Im letzten der fünf Testspiele verlor das AEV-DNL-Team mit 2:4 (1:1. 0.3, 1:0) beim Ligarivalen ESV Kaufbeuren. Beide Teams mussten zahlreiche Stammspieler ersetzen, so dass der Test nur bedingt Rückschlüsse auf die Spielstärke der beiden Teams zuließ. Beim AEV fehlten die Nationalspieler Länger, Bakos und Szücs sowie die verletzten Hetzel und Traub. Nach einem ausgeglichenen Startdrittel – in dem Neuzugang Matthias Merker den Kaufbeurer Führungstreffer in Überzahl ausgleichen konnte – leisteten sich die Augsburger im Mittelabschnitt zahlreiche unnötige Strafzeiten. Diese nutzten die Allgäuer zu drei Überzahltoren in Folge und entscheide somit das Spiel frühzeitig.

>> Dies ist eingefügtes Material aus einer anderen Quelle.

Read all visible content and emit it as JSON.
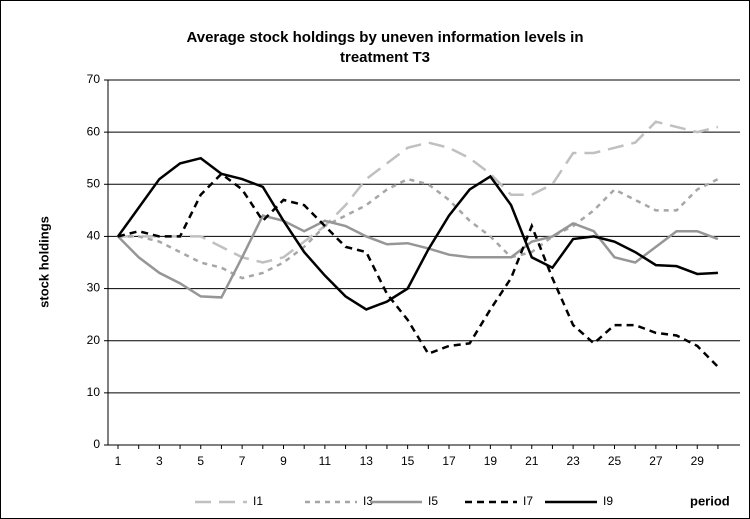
{
  "chart_data": {
    "type": "line",
    "title": [
      "Average stock holdings by uneven information levels in",
      "treatment T3"
    ],
    "y_label": "stock holdings",
    "x_label": "period",
    "categories": [
      "1",
      null,
      "3",
      null,
      "5",
      null,
      "7",
      null,
      "9",
      null,
      "11",
      null,
      "13",
      null,
      "15",
      null,
      "17",
      null,
      "19",
      null,
      "21",
      null,
      "23",
      null,
      "25",
      null,
      "27",
      null,
      "29",
      null
    ],
    "ylim": [
      0,
      70
    ],
    "yticks": [
      0,
      10,
      20,
      30,
      40,
      50,
      60,
      70
    ],
    "grid": true,
    "series": [
      {
        "name": "I1",
        "color": "#c0c0c0",
        "line_style": "long-dash",
        "values": [
          40,
          40,
          40,
          40,
          40,
          38,
          36,
          35,
          36,
          39,
          42,
          46,
          51,
          54,
          57,
          58,
          57,
          55,
          52,
          48,
          48,
          50,
          56,
          56,
          57,
          58,
          62,
          61,
          60,
          61
        ]
      },
      {
        "name": "I3",
        "color": "#a6a6a6",
        "line_style": "short-dash",
        "values": [
          40,
          40,
          39,
          37,
          35,
          34,
          32,
          33,
          35,
          38,
          42,
          44,
          46,
          49,
          51,
          50,
          47,
          43,
          40,
          36,
          37,
          40,
          42,
          45,
          49,
          47,
          45,
          45,
          49,
          51
        ]
      },
      {
        "name": "I5",
        "color": "#969696",
        "line_style": "solid",
        "values": [
          40,
          36,
          33,
          31,
          28.5,
          28.3,
          36,
          44,
          43,
          41,
          43,
          42,
          40,
          38.5,
          38.7,
          37.7,
          36.5,
          36,
          36,
          36,
          39,
          40,
          42.5,
          41,
          36,
          35,
          38,
          41,
          41,
          39.5
        ]
      },
      {
        "name": "I7",
        "color": "#000000",
        "line_style": "dash",
        "values": [
          40,
          41,
          40,
          40,
          48,
          52,
          49,
          43,
          47,
          46,
          42,
          38,
          37,
          29,
          24,
          17.5,
          19,
          19.5,
          26,
          32,
          42,
          32,
          23,
          19.5,
          23,
          23,
          21.5,
          21,
          19,
          15
        ]
      },
      {
        "name": "I9",
        "color": "#000000",
        "line_style": "solid",
        "values": [
          40,
          45.5,
          51,
          54,
          55,
          52,
          51,
          49.5,
          43,
          37,
          32.5,
          28.5,
          26,
          27.5,
          30,
          37.5,
          44,
          49,
          51.5,
          46,
          36,
          34,
          39.5,
          40,
          39,
          37,
          34.5,
          34.3,
          32.8,
          33
        ]
      }
    ]
  }
}
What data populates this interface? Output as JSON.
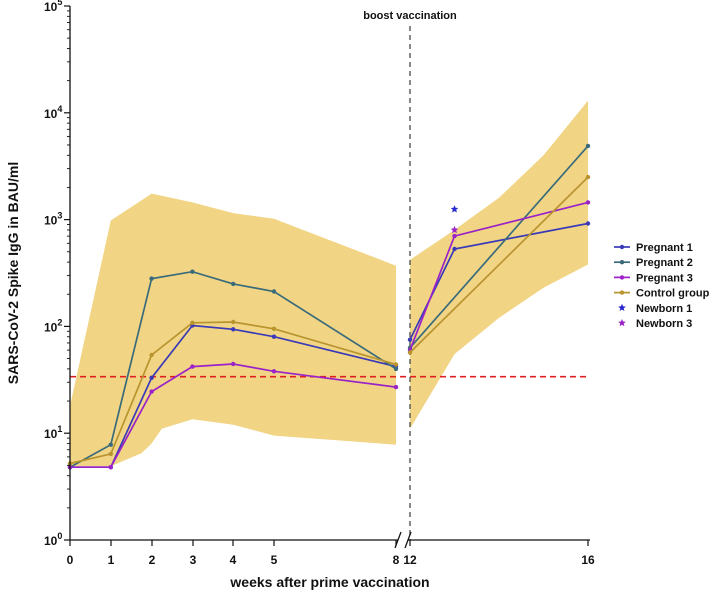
{
  "chart_data": {
    "type": "line",
    "yscale": "log",
    "ylim": [
      1,
      100000
    ],
    "ylabel": "SARS-CoV-2 Spike IgG in BAU/ml",
    "xlabel": "weeks after prime vaccination",
    "x_ticks": [
      "0",
      "1",
      "2",
      "3",
      "4",
      "5",
      "8",
      "12",
      "16"
    ],
    "y_ticks": [
      {
        "value": 1,
        "base": "10",
        "exp": "0"
      },
      {
        "value": 10,
        "base": "10",
        "exp": "1"
      },
      {
        "value": 100,
        "base": "10",
        "exp": "2"
      },
      {
        "value": 1000,
        "base": "10",
        "exp": "3"
      },
      {
        "value": 10000,
        "base": "10",
        "exp": "4"
      },
      {
        "value": 100000,
        "base": "10",
        "exp": "5"
      }
    ],
    "threshold": 33.8,
    "annotation": "boost vaccination",
    "band": {
      "color": "#f1d585",
      "segment1": {
        "x": [
          0,
          1,
          2,
          3,
          4,
          5,
          8
        ],
        "upper": [
          18,
          980,
          1750,
          1450,
          1150,
          1020,
          370
        ],
        "lower": [
          4.9,
          4.9,
          8,
          13.5,
          12,
          9.5,
          7.8
        ],
        "lower_extra": [
          [
            1.75,
            6.5
          ],
          [
            2.25,
            11
          ]
        ]
      },
      "segment2": {
        "x": [
          12,
          13,
          14,
          15,
          16
        ],
        "upper": [
          420,
          800,
          1600,
          4000,
          13000
        ],
        "lower": [
          11,
          55,
          120,
          230,
          380
        ]
      }
    },
    "series": [
      {
        "name": "Pregnant 1",
        "color": "#3a3ab8",
        "x": [
          0,
          1,
          2,
          3,
          4,
          5,
          8,
          12,
          13,
          16
        ],
        "y": [
          4.8,
          4.8,
          33,
          102,
          94,
          80,
          42,
          75,
          530,
          920
        ]
      },
      {
        "name": "Pregnant 2",
        "color": "#3a6b7a",
        "x": [
          0,
          1,
          2,
          3,
          4,
          5,
          8,
          12,
          16
        ],
        "y": [
          4.8,
          7.8,
          280,
          325,
          250,
          212,
          40,
          63,
          4900
        ]
      },
      {
        "name": "Pregnant 3",
        "color": "#9a22c8",
        "x": [
          0,
          1,
          2,
          3,
          4,
          5,
          8,
          12,
          13,
          16
        ],
        "y": [
          4.8,
          4.8,
          24.5,
          42,
          44.5,
          38,
          27,
          60,
          700,
          1450
        ]
      },
      {
        "name": "Control group",
        "color": "#b8942e",
        "x": [
          0,
          1,
          2,
          3,
          4,
          5,
          8,
          12,
          16
        ],
        "y": [
          5.2,
          6.4,
          54,
          108,
          110,
          95,
          44,
          57,
          2500
        ]
      }
    ],
    "newborns": [
      {
        "name": "Newborn 1",
        "color": "#2a2ad0",
        "x": 13,
        "y": 1250
      },
      {
        "name": "Newborn 3",
        "color": "#9a22c8",
        "x": 13,
        "y": 800
      }
    ]
  }
}
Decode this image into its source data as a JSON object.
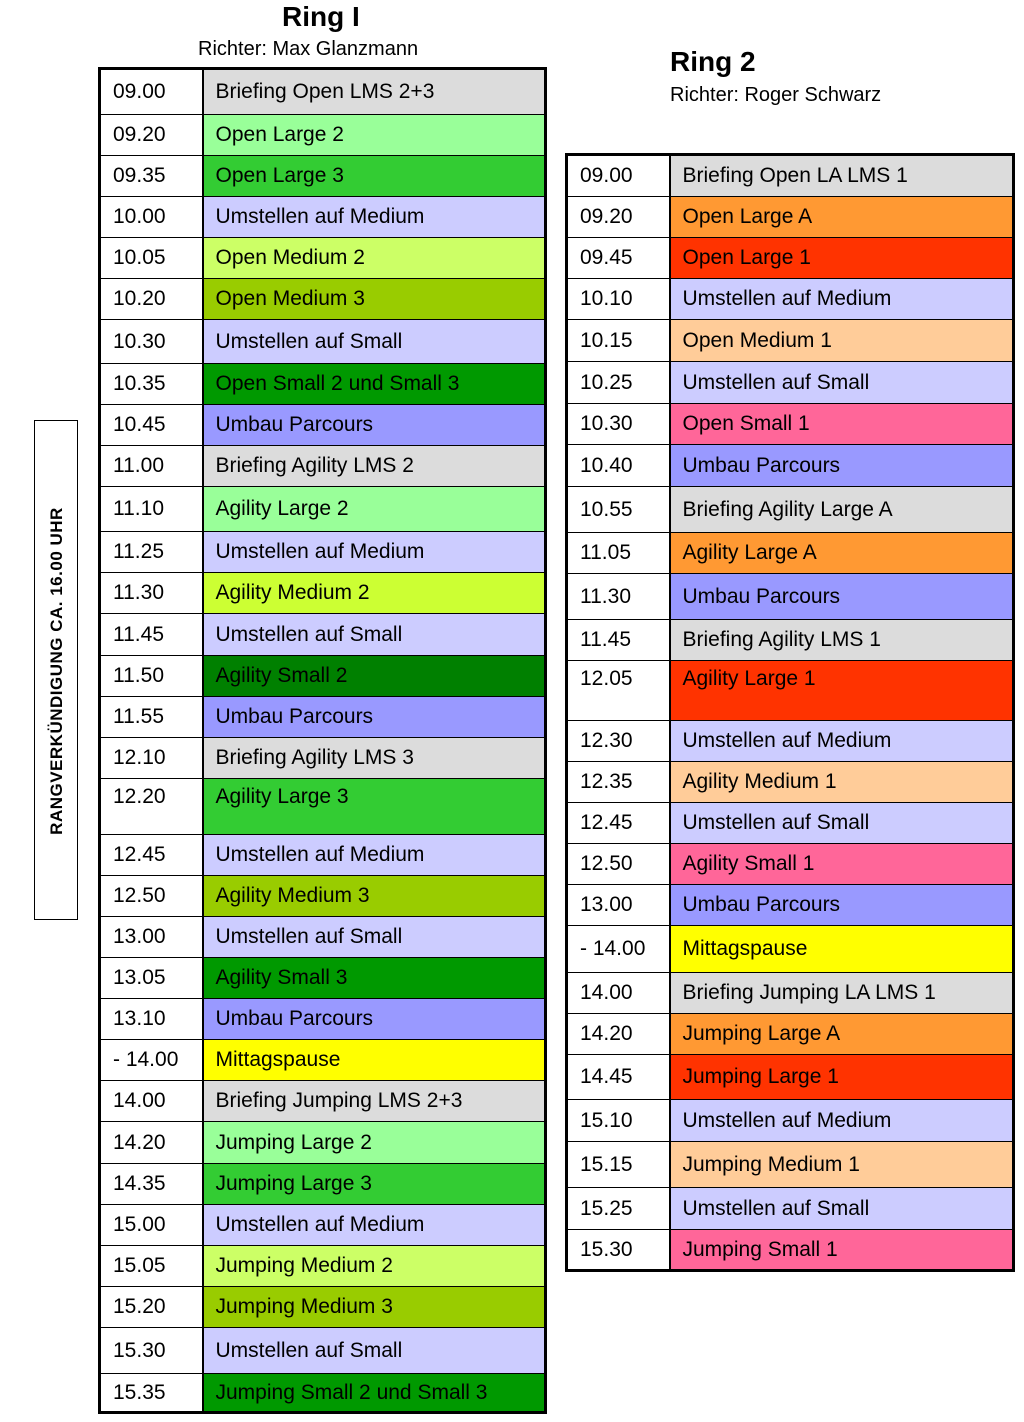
{
  "ring1": {
    "title": "Ring I",
    "judge": "Richter: Max Glanzmann",
    "rows": [
      {
        "time": "09.00",
        "event": "Briefing Open LMS 2+3",
        "color": "#dcdcdc",
        "h": 46
      },
      {
        "time": "09.20",
        "event": "Open Large 2",
        "color": "#99ff99",
        "h": 41
      },
      {
        "time": "09.35",
        "event": "Open Large 3",
        "color": "#33cc33",
        "h": 41
      },
      {
        "time": "10.00",
        "event": "Umstellen auf Medium",
        "color": "#ccccff",
        "h": 41
      },
      {
        "time": "10.05",
        "event": "Open Medium 2",
        "color": "#ccff66",
        "h": 41
      },
      {
        "time": "10.20",
        "event": "Open Medium 3",
        "color": "#99cc00",
        "h": 41
      },
      {
        "time": "10.30",
        "event": "Umstellen auf Small",
        "color": "#ccccff",
        "h": 44
      },
      {
        "time": "10.35",
        "event": "Open Small 2 und Small 3",
        "color": "#009900",
        "h": 41
      },
      {
        "time": "10.45",
        "event": "Umbau Parcours",
        "color": "#9999ff",
        "h": 41
      },
      {
        "time": "11.00",
        "event": "Briefing Agility LMS 2",
        "color": "#dcdcdc",
        "h": 41
      },
      {
        "time": "11.10",
        "event": "Agility Large 2",
        "color": "#99ff99",
        "h": 45
      },
      {
        "time": "11.25",
        "event": "Umstellen auf Medium",
        "color": "#ccccff",
        "h": 41
      },
      {
        "time": "11.30",
        "event": "Agility Medium 2",
        "color": "#ccff33",
        "h": 41
      },
      {
        "time": "11.45",
        "event": "Umstellen auf Small",
        "color": "#ccccff",
        "h": 42
      },
      {
        "time": "11.50",
        "event": "Agility Small 2",
        "color": "#008000",
        "h": 41
      },
      {
        "time": "11.55",
        "event": "Umbau Parcours",
        "color": "#9999ff",
        "h": 41
      },
      {
        "time": "12.10",
        "event": "Briefing Agility LMS 3",
        "color": "#dcdcdc",
        "h": 41
      },
      {
        "time": "12.20",
        "event": "Agility Large 3",
        "color": "#33cc33",
        "h": 56,
        "tall": true
      },
      {
        "time": "12.45",
        "event": "Umstellen auf Medium",
        "color": "#ccccff",
        "h": 41
      },
      {
        "time": "12.50",
        "event": "Agility Medium 3",
        "color": "#99cc00",
        "h": 41
      },
      {
        "time": "13.00",
        "event": "Umstellen auf Small",
        "color": "#ccccff",
        "h": 41
      },
      {
        "time": "13.05",
        "event": "Agility Small 3",
        "color": "#009900",
        "h": 41
      },
      {
        "time": "13.10",
        "event": "Umbau Parcours",
        "color": "#9999ff",
        "h": 41
      },
      {
        "time": "- 14.00",
        "event": "Mittagspause",
        "color": "#ffff00",
        "h": 41
      },
      {
        "time": "14.00",
        "event": "Briefing Jumping LMS 2+3",
        "color": "#dcdcdc",
        "h": 41
      },
      {
        "time": "14.20",
        "event": "Jumping Large 2",
        "color": "#99ff99",
        "h": 42
      },
      {
        "time": "14.35",
        "event": "Jumping Large 3",
        "color": "#33cc33",
        "h": 41
      },
      {
        "time": "15.00",
        "event": "Umstellen auf Medium",
        "color": "#ccccff",
        "h": 41
      },
      {
        "time": "15.05",
        "event": "Jumping Medium 2",
        "color": "#ccff66",
        "h": 41
      },
      {
        "time": "15.20",
        "event": "Jumping Medium 3",
        "color": "#99cc00",
        "h": 41
      },
      {
        "time": "15.30",
        "event": "Umstellen auf Small",
        "color": "#ccccff",
        "h": 46
      },
      {
        "time": "15.35",
        "event": "Jumping Small 2 und Small 3",
        "color": "#009900",
        "h": 39
      }
    ]
  },
  "ring2": {
    "title": "Ring 2",
    "judge": "Richter: Roger Schwarz",
    "rows": [
      {
        "time": "09.00",
        "event": "Briefing Open LA  LMS 1",
        "color": "#dcdcdc",
        "h": 42
      },
      {
        "time": "09.20",
        "event": "Open Large A",
        "color": "#ff9933",
        "h": 41
      },
      {
        "time": "09.45",
        "event": "Open Large 1",
        "color": "#ff3300",
        "h": 41
      },
      {
        "time": "10.10",
        "event": "Umstellen auf Medium",
        "color": "#ccccff",
        "h": 41
      },
      {
        "time": "10.15",
        "event": "Open Medium 1",
        "color": "#ffcc99",
        "h": 42
      },
      {
        "time": "10.25",
        "event": "Umstellen auf Small",
        "color": "#ccccff",
        "h": 42
      },
      {
        "time": "10.30",
        "event": "Open Small 1",
        "color": "#ff6699",
        "h": 41
      },
      {
        "time": "10.40",
        "event": "Umbau Parcours",
        "color": "#9999ff",
        "h": 42
      },
      {
        "time": "10.55",
        "event": "Briefing Agility Large A",
        "color": "#dcdcdc",
        "h": 46
      },
      {
        "time": "11.05",
        "event": "Agility Large A",
        "color": "#ff9933",
        "h": 41
      },
      {
        "time": "11.30",
        "event": "Umbau Parcours",
        "color": "#9999ff",
        "h": 46
      },
      {
        "time": "11.45",
        "event": "Briefing Agility LMS 1",
        "color": "#dcdcdc",
        "h": 41
      },
      {
        "time": "12.05",
        "event": "Agility Large 1",
        "color": "#ff3300",
        "h": 60,
        "tall": true
      },
      {
        "time": "12.30",
        "event": "Umstellen auf Medium",
        "color": "#ccccff",
        "h": 41
      },
      {
        "time": "12.35",
        "event": "Agility Medium 1",
        "color": "#ffcc99",
        "h": 41
      },
      {
        "time": "12.45",
        "event": "Umstellen auf Small",
        "color": "#ccccff",
        "h": 41
      },
      {
        "time": "12.50",
        "event": "Agility Small 1",
        "color": "#ff6699",
        "h": 41
      },
      {
        "time": "13.00",
        "event": "Umbau Parcours",
        "color": "#9999ff",
        "h": 41
      },
      {
        "time": "- 14.00",
        "event": "Mittagspause",
        "color": "#ffff00",
        "h": 47
      },
      {
        "time": "14.00",
        "event": "Briefing Jumping LA LMS 1",
        "color": "#dcdcdc",
        "h": 41
      },
      {
        "time": "14.20",
        "event": "Jumping Large A",
        "color": "#ff9933",
        "h": 41
      },
      {
        "time": "14.45",
        "event": "Jumping Large 1",
        "color": "#ff3300",
        "h": 45
      },
      {
        "time": "15.10",
        "event": "Umstellen auf Medium",
        "color": "#ccccff",
        "h": 42
      },
      {
        "time": "15.15",
        "event": "Jumping Medium 1",
        "color": "#ffcc99",
        "h": 46
      },
      {
        "time": "15.25",
        "event": "Umstellen auf Small",
        "color": "#ccccff",
        "h": 42
      },
      {
        "time": "15.30",
        "event": "Jumping Small 1",
        "color": "#ff6699",
        "h": 41
      }
    ]
  },
  "side_note": "RANGVERKÜNDIGUNG CA. 16.00 UHR"
}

Im Schlussabschnitt fingen sich die Augsburger wieder und konnten diesen mit 1:0 für sich gestalten. Torschütze war ebenfalls in Überzahl Donat Peter. Mit zwei Siegen und drei Niederlagen verlief die Testspielphase ergebnistechnisch insgesamt nicht ganz nach Wunsch, was auch an der Tatsache lag, dass man kaum einmal in der gewünschten Aufstellung antreten konnte. Jedoch ergaben sich für das Trainerteam sicherlich zahlreiche interessante Fingerzeige.
Da der AEV zum Punktspielstart am kommenden Wochenende spielfrei ist, tritt das Team von Neu-Trainer Michael Bakos erst am 9. Und 10.9.2017 wieder in Aktion. Dann geht es nach Iserlohn zum DNL-Punkspielstart.

mb

DNL: Keine Chance gegen Landshut

Zwei Niederlagen mussten das Team in den Vorbereitungsspielen gegen den Ligakonkurrenten EV Landshut hinnehmen. Zuhause zeigte das Bakos-Team beim 2:4 noch eine passable Leistung. Beim Rückspiel indes war man in allen Belangen unterlegen und verlor klar mit 0:5. Es bleibt also einiges zu tun bis zum Saisonstart Anfang September in Iserlohn. Die Treffer fuer den AEV erzielen Neuzugang Maximilian Merker und Marco Spruegel.

mb

DNL: Erfolgreicher Testspielstart

Einen erfolgreichen Start in die Vorbereitung feierte das neuformierte DNL-Team des AEV. Gegen dem ambitionierten DNL2-Meister aus dem Allgäu erzielten Adam Szuecs (4), TIm Bullnheimer (2), Lukas Traub, Donat Peter, Nicolas Baur, Maxi Merkel und Maxi Welz die Treffer. Trainer Michael Bakos konnte mit den gezeigten Leistungen zufrieden sein, auch wenn in so einer frühen Saisonphase noch Einiges zu verbessern ist. Die nächste Partie findet bereits am kommenden Mittwoch, den 16.8.2017 um 14.00 Uhr gegen den Ligarivalen EV Landshut im CFS statt.